Jumat 13 Jan 2017 15:00 WIB

Pemerintah Dianggap Eksploitasi Kelemahan UU

Red:

JAKARTA -- Undang-Undang Nomor 1 Tahun 2014 tentang Perubahan atas UU No 27/2007 tentang Pengelolaan Wilayah Pesisir dan Pulau-Pulau Kecil memang membuka kemungkinan pemanfaatan pulau bagi orang asing. Namun, klausul pemanfaatan yang ada tidak sinkron dengan pasal-pasal lain dalam beleid tersebut.

"Jadi, pasal itu harusnya dianggap sebagai kelemahan yang perlu segera direvisi, dan bukannya malah dieksploitasi oleh pemerintah," ujar Wakil Ketua DPR Bidang Politik dan Keamanan Fadli Zon di Jakarta, Kamis (12/1).
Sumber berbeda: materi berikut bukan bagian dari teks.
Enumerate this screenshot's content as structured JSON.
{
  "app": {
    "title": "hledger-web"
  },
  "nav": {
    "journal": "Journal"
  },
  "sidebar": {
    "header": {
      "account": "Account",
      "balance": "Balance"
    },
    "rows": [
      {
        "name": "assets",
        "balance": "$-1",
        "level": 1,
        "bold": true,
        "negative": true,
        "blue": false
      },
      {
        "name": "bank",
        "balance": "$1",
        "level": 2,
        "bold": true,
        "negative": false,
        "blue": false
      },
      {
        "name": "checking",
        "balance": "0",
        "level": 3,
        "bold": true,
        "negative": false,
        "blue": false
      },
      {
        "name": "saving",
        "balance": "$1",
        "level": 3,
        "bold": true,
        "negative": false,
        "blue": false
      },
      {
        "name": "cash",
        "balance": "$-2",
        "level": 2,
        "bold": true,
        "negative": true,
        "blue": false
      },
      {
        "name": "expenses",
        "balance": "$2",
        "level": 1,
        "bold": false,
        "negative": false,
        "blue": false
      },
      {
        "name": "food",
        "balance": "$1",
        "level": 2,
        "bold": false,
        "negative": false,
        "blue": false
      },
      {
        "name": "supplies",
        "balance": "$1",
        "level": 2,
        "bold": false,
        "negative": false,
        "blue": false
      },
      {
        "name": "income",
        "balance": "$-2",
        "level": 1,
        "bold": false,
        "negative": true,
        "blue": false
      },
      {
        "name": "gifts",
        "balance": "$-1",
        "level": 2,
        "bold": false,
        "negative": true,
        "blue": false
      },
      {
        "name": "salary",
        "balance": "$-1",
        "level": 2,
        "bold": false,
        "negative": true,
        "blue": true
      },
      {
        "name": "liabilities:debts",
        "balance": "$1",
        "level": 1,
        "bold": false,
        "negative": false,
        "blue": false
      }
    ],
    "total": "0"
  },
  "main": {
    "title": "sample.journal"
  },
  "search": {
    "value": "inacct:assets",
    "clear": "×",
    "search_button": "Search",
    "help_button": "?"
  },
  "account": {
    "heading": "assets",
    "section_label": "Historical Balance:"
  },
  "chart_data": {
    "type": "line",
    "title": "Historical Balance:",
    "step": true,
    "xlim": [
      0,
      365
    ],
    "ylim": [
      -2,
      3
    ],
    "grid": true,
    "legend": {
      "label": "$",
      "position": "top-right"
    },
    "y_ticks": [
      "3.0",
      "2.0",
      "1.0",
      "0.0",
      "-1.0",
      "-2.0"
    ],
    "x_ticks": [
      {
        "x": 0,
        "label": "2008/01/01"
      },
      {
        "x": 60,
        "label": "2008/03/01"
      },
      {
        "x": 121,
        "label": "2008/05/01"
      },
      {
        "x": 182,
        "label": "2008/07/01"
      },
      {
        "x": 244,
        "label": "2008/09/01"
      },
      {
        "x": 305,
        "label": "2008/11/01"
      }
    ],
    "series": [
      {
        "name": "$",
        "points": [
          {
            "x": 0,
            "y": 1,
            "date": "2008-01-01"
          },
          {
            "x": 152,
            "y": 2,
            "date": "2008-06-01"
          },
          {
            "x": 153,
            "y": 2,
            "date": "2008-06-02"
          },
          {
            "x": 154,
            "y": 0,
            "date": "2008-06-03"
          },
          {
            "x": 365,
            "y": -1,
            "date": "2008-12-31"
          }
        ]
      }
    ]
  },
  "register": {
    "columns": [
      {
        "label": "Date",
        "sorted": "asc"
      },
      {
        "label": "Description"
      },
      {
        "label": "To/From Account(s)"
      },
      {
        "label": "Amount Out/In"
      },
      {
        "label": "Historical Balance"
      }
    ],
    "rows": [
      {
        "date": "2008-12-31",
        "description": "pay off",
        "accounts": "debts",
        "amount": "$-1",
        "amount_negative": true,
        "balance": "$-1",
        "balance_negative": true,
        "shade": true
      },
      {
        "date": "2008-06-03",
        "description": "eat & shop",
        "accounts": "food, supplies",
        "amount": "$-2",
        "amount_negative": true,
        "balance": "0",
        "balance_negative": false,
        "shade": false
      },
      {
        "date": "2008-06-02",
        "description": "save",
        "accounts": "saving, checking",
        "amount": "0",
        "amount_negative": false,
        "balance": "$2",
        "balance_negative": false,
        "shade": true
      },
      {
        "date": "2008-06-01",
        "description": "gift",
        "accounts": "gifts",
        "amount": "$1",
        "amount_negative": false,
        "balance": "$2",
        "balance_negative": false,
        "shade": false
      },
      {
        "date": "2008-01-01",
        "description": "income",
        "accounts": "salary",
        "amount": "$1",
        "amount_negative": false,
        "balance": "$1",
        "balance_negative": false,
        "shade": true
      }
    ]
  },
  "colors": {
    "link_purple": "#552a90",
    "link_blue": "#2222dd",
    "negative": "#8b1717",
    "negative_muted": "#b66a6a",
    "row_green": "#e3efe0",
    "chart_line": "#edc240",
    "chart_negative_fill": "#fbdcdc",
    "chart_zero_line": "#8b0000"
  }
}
Ia menjelaskan, dalam UU No 27/2007, Indonesia tak mengenal hak pengelolaan pulau. UU itu hanya mengenal Hak Pengusahaan Perairan Pesisir (HP-3), yaitu hak pengelolaan atas bagian-bagian tertentu dari perairan pesisir untuk usaha kelautan dan perikanan serta usaha yang berkaitan dengan pemanfaatan sumber daya pesisir dan pulau-pulau kecil, baik yang berada di atas permukaan laut maupun permukaan dasar laut.
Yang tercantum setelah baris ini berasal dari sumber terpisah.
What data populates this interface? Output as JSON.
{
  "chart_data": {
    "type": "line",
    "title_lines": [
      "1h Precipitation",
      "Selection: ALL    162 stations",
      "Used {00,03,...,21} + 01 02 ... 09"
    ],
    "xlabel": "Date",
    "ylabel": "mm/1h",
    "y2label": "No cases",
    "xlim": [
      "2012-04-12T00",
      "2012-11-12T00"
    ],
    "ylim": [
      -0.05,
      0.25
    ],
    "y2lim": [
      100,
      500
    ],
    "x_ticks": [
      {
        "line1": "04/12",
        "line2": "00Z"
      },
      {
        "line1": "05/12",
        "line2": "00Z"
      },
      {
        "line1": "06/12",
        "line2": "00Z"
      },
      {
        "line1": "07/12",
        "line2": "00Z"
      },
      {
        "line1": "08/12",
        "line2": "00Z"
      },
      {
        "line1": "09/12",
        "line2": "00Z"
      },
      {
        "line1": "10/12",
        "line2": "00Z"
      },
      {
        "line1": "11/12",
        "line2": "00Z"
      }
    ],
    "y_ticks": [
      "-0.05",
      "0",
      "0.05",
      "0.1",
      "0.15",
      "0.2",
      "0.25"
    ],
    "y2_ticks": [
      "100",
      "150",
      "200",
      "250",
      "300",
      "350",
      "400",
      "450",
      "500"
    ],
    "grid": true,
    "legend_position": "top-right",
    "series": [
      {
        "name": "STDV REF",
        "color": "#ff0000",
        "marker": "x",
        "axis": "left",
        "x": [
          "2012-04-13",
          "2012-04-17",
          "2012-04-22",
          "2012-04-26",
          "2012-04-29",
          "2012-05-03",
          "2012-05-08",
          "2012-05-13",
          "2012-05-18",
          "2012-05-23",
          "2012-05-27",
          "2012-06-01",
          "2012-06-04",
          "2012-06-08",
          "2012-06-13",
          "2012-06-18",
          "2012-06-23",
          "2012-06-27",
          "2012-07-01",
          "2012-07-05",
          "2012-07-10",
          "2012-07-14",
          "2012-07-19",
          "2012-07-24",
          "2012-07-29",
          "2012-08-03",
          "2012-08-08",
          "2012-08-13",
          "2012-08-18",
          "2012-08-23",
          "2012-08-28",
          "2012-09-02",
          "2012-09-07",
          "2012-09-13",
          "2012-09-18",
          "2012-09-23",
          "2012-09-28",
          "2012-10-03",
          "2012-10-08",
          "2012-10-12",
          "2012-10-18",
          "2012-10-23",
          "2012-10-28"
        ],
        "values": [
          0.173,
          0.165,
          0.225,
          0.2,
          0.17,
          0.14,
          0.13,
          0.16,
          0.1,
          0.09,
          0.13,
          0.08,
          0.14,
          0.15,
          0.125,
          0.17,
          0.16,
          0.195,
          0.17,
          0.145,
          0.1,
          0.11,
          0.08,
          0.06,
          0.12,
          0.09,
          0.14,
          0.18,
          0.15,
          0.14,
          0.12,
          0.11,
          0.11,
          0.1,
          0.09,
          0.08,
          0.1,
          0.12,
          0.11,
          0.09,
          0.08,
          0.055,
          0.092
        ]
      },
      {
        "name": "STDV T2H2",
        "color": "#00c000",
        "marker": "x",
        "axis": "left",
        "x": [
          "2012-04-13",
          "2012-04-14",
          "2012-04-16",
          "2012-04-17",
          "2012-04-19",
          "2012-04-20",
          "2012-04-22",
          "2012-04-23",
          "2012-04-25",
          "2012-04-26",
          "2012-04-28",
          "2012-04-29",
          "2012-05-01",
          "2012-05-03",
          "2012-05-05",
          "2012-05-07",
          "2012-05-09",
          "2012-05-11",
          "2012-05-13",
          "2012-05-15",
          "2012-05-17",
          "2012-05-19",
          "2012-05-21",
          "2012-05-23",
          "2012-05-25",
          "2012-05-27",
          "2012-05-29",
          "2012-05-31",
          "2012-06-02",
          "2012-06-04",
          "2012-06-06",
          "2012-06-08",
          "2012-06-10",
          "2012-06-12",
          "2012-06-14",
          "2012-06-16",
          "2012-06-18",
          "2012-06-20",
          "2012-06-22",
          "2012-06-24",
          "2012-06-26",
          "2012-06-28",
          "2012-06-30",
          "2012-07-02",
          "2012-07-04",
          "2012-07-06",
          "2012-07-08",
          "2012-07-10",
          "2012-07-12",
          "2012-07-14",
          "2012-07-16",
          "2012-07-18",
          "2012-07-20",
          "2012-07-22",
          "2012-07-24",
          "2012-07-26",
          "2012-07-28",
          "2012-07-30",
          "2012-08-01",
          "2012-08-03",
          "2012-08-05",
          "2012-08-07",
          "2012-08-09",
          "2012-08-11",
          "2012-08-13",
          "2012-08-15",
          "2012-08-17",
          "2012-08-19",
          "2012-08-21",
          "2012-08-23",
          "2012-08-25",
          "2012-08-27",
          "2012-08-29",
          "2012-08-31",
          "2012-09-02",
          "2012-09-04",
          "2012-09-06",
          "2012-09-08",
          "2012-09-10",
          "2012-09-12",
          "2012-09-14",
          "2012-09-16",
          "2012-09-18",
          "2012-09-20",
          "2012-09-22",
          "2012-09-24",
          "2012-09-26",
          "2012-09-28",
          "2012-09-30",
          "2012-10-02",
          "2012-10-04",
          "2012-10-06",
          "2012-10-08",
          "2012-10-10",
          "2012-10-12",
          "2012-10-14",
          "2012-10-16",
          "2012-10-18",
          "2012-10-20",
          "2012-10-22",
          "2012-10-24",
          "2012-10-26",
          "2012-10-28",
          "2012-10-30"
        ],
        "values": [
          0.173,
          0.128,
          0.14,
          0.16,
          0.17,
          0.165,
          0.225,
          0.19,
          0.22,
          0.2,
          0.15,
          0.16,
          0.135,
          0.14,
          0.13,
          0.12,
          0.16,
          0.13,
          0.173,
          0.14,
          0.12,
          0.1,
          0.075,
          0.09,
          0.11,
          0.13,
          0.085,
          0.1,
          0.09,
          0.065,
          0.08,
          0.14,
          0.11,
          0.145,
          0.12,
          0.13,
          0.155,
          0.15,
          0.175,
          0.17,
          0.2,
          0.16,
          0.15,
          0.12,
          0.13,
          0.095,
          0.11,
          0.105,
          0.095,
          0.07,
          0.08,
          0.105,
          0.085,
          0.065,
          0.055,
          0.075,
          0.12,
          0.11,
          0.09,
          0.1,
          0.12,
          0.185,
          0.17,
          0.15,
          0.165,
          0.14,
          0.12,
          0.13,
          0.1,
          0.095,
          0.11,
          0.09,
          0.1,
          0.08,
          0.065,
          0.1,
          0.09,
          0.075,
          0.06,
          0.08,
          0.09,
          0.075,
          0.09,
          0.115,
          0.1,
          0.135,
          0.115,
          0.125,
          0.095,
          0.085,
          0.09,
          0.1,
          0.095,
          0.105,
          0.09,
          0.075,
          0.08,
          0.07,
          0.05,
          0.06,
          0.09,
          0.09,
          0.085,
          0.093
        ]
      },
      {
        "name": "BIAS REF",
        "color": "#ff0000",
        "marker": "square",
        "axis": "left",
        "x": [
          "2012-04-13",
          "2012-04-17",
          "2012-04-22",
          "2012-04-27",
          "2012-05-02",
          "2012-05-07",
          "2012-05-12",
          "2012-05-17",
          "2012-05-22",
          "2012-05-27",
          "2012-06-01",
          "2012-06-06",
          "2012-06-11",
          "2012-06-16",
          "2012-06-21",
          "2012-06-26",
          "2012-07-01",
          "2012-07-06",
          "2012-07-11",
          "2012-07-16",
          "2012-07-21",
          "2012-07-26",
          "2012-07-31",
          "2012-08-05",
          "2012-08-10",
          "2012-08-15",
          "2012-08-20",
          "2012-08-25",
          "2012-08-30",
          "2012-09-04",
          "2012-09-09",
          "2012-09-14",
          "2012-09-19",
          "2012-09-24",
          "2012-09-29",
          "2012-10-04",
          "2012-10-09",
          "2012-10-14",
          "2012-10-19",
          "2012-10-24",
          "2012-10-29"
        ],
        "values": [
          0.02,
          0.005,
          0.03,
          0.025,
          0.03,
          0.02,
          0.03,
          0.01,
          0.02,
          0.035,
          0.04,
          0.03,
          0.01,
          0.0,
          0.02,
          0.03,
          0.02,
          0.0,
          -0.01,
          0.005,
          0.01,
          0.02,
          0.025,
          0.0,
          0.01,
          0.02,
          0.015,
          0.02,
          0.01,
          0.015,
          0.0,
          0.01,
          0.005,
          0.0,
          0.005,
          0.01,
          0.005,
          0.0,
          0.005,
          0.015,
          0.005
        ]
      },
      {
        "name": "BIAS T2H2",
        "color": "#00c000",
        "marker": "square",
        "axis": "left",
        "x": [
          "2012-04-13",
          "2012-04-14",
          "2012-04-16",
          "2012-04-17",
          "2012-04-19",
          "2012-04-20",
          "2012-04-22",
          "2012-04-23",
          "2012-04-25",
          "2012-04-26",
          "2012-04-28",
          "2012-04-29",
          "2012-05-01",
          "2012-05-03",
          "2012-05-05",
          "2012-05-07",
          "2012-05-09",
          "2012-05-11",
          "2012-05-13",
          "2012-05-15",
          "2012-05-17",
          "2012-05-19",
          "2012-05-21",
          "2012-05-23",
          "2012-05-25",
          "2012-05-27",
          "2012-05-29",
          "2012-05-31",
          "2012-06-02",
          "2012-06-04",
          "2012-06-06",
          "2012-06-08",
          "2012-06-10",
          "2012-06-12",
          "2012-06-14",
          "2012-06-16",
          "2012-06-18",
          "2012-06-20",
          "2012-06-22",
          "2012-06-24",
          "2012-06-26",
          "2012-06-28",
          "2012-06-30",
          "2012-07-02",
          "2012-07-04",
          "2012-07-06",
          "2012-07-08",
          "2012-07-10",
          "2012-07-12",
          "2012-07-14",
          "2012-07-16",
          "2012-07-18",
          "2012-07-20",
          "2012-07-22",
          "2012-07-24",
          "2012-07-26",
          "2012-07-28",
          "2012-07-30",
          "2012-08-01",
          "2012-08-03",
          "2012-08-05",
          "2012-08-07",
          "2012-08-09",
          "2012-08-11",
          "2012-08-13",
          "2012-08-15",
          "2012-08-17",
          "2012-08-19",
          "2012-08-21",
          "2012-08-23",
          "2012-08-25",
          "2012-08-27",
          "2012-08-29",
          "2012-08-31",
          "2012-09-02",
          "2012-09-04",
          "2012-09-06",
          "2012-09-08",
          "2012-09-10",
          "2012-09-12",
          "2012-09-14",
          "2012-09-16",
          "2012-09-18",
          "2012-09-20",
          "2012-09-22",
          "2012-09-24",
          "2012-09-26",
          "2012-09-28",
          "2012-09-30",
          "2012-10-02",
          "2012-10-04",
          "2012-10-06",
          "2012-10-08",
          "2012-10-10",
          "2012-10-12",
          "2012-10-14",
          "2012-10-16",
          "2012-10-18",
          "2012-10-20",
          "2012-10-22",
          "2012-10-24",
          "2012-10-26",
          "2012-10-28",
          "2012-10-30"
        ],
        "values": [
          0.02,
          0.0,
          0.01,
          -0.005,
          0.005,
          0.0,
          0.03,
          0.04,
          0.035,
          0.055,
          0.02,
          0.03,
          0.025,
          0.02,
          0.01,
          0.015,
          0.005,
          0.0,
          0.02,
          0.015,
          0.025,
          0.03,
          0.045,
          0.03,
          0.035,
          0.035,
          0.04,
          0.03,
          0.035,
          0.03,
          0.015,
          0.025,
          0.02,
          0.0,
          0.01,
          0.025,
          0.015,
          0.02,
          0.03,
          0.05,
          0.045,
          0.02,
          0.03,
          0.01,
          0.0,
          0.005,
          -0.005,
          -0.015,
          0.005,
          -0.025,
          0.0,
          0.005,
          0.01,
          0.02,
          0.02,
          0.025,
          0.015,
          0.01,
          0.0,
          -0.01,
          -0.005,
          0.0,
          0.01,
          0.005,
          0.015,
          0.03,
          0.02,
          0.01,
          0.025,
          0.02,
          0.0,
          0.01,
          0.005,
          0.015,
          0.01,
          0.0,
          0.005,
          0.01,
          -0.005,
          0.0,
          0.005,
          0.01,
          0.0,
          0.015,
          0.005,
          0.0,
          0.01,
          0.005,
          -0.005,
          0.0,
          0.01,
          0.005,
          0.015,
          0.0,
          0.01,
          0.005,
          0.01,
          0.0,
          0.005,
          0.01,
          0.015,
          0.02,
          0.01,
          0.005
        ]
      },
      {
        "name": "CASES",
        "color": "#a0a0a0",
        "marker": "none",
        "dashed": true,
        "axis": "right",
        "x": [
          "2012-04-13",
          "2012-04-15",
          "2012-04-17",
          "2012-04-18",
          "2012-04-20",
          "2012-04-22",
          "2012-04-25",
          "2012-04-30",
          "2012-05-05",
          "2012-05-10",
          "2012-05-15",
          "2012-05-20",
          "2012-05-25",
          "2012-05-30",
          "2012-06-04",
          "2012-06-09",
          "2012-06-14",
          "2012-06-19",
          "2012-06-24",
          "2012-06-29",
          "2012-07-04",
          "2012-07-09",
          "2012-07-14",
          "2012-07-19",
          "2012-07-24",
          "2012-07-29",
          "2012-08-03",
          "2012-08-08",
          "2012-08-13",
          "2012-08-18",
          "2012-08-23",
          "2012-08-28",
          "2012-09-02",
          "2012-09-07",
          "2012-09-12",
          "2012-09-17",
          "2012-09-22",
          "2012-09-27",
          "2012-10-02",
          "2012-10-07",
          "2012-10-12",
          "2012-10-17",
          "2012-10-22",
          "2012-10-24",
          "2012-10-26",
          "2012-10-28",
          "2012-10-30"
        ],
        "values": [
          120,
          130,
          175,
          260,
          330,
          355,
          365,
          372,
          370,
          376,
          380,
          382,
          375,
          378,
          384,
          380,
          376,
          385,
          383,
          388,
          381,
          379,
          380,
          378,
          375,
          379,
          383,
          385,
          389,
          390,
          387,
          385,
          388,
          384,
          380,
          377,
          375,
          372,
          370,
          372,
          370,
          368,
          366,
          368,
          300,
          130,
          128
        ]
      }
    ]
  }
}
Akan tetapi, menurut Fadli, hak itu pun sudah dibatalkan oleh Mahkamah Konstitusi pada 2010 melalui Putusan Nomor 3/PUU-VIII/2010. Dengan demikian, HP-3 dianggap oleh MK bertentangan dengan konstitusi.

Sebab, mekanisme HP-3 dinilai telah mengurangi hak penguasaan negara atas pengelolaan wilayah pesisir dan pulau-pulau kecil. Oleh karena itu, Fadli melanjutkan, pemerintah menerbitkan UU No 1/2014 tentang Perubahan atas UU No 27/2007.
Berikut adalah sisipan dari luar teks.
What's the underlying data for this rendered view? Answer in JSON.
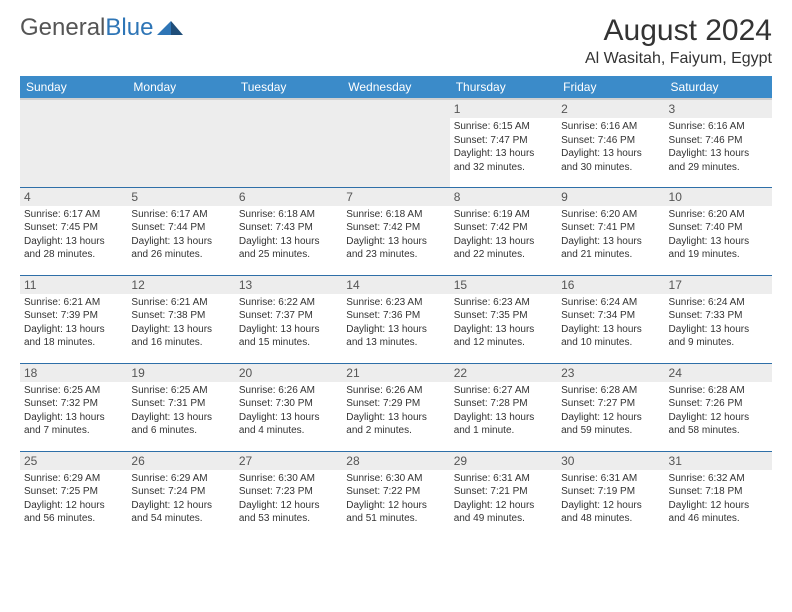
{
  "logo": {
    "part1": "General",
    "part2": "Blue"
  },
  "title": "August 2024",
  "location": "Al Wasitah, Faiyum, Egypt",
  "colors": {
    "header_bg": "#3b8bc9",
    "header_text": "#ffffff",
    "row_divider": "#2e6fa8",
    "daynum_bg": "#ededed",
    "logo_blue": "#2e75b6"
  },
  "weekdays": [
    "Sunday",
    "Monday",
    "Tuesday",
    "Wednesday",
    "Thursday",
    "Friday",
    "Saturday"
  ],
  "weeks": [
    [
      null,
      null,
      null,
      null,
      {
        "n": "1",
        "sr": "6:15 AM",
        "ss": "7:47 PM",
        "dl": "13 hours and 32 minutes."
      },
      {
        "n": "2",
        "sr": "6:16 AM",
        "ss": "7:46 PM",
        "dl": "13 hours and 30 minutes."
      },
      {
        "n": "3",
        "sr": "6:16 AM",
        "ss": "7:46 PM",
        "dl": "13 hours and 29 minutes."
      }
    ],
    [
      {
        "n": "4",
        "sr": "6:17 AM",
        "ss": "7:45 PM",
        "dl": "13 hours and 28 minutes."
      },
      {
        "n": "5",
        "sr": "6:17 AM",
        "ss": "7:44 PM",
        "dl": "13 hours and 26 minutes."
      },
      {
        "n": "6",
        "sr": "6:18 AM",
        "ss": "7:43 PM",
        "dl": "13 hours and 25 minutes."
      },
      {
        "n": "7",
        "sr": "6:18 AM",
        "ss": "7:42 PM",
        "dl": "13 hours and 23 minutes."
      },
      {
        "n": "8",
        "sr": "6:19 AM",
        "ss": "7:42 PM",
        "dl": "13 hours and 22 minutes."
      },
      {
        "n": "9",
        "sr": "6:20 AM",
        "ss": "7:41 PM",
        "dl": "13 hours and 21 minutes."
      },
      {
        "n": "10",
        "sr": "6:20 AM",
        "ss": "7:40 PM",
        "dl": "13 hours and 19 minutes."
      }
    ],
    [
      {
        "n": "11",
        "sr": "6:21 AM",
        "ss": "7:39 PM",
        "dl": "13 hours and 18 minutes."
      },
      {
        "n": "12",
        "sr": "6:21 AM",
        "ss": "7:38 PM",
        "dl": "13 hours and 16 minutes."
      },
      {
        "n": "13",
        "sr": "6:22 AM",
        "ss": "7:37 PM",
        "dl": "13 hours and 15 minutes."
      },
      {
        "n": "14",
        "sr": "6:23 AM",
        "ss": "7:36 PM",
        "dl": "13 hours and 13 minutes."
      },
      {
        "n": "15",
        "sr": "6:23 AM",
        "ss": "7:35 PM",
        "dl": "13 hours and 12 minutes."
      },
      {
        "n": "16",
        "sr": "6:24 AM",
        "ss": "7:34 PM",
        "dl": "13 hours and 10 minutes."
      },
      {
        "n": "17",
        "sr": "6:24 AM",
        "ss": "7:33 PM",
        "dl": "13 hours and 9 minutes."
      }
    ],
    [
      {
        "n": "18",
        "sr": "6:25 AM",
        "ss": "7:32 PM",
        "dl": "13 hours and 7 minutes."
      },
      {
        "n": "19",
        "sr": "6:25 AM",
        "ss": "7:31 PM",
        "dl": "13 hours and 6 minutes."
      },
      {
        "n": "20",
        "sr": "6:26 AM",
        "ss": "7:30 PM",
        "dl": "13 hours and 4 minutes."
      },
      {
        "n": "21",
        "sr": "6:26 AM",
        "ss": "7:29 PM",
        "dl": "13 hours and 2 minutes."
      },
      {
        "n": "22",
        "sr": "6:27 AM",
        "ss": "7:28 PM",
        "dl": "13 hours and 1 minute."
      },
      {
        "n": "23",
        "sr": "6:28 AM",
        "ss": "7:27 PM",
        "dl": "12 hours and 59 minutes."
      },
      {
        "n": "24",
        "sr": "6:28 AM",
        "ss": "7:26 PM",
        "dl": "12 hours and 58 minutes."
      }
    ],
    [
      {
        "n": "25",
        "sr": "6:29 AM",
        "ss": "7:25 PM",
        "dl": "12 hours and 56 minutes."
      },
      {
        "n": "26",
        "sr": "6:29 AM",
        "ss": "7:24 PM",
        "dl": "12 hours and 54 minutes."
      },
      {
        "n": "27",
        "sr": "6:30 AM",
        "ss": "7:23 PM",
        "dl": "12 hours and 53 minutes."
      },
      {
        "n": "28",
        "sr": "6:30 AM",
        "ss": "7:22 PM",
        "dl": "12 hours and 51 minutes."
      },
      {
        "n": "29",
        "sr": "6:31 AM",
        "ss": "7:21 PM",
        "dl": "12 hours and 49 minutes."
      },
      {
        "n": "30",
        "sr": "6:31 AM",
        "ss": "7:19 PM",
        "dl": "12 hours and 48 minutes."
      },
      {
        "n": "31",
        "sr": "6:32 AM",
        "ss": "7:18 PM",
        "dl": "12 hours and 46 minutes."
      }
    ]
  ],
  "labels": {
    "sunrise": "Sunrise:",
    "sunset": "Sunset:",
    "daylight": "Daylight:"
  }
}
Dalam Pasal 26A yang disisipkan antara Pasal 26 dan Pasal 27 disebutkan pemanfaatan pulau-pulau kecil dan pemanfaatan perairan di sekitarnya dalam rangka penanaman modal asing (PMA) harus mendapat izin menteri. Selain itu, PMA harus mengutamakan kepentingan nasional serta memperoleh rekomendasi dari bupati/wali kota.

Tidak hanya itu, izin juga harus memenuhi sejumlah syarat, seperti badan hukum berbentuk perseroan terbatas hingga menjamin akses publik.

"Jadi, rencana pemerintah memberikan hak pengelolaan pulau kepada asing, bahkan mengiming-imingi mereka untuk memberikan nama, bisa menabrak undang-undang. Apalagi, karena kita merupakan negara maritim, pemanfaatan pulau-pulau kecil harus memperhatikan fungsi pertahanan, keamanan, dan kedaulatan Negara Republik Indonesia," kata Fadli menjelaskan.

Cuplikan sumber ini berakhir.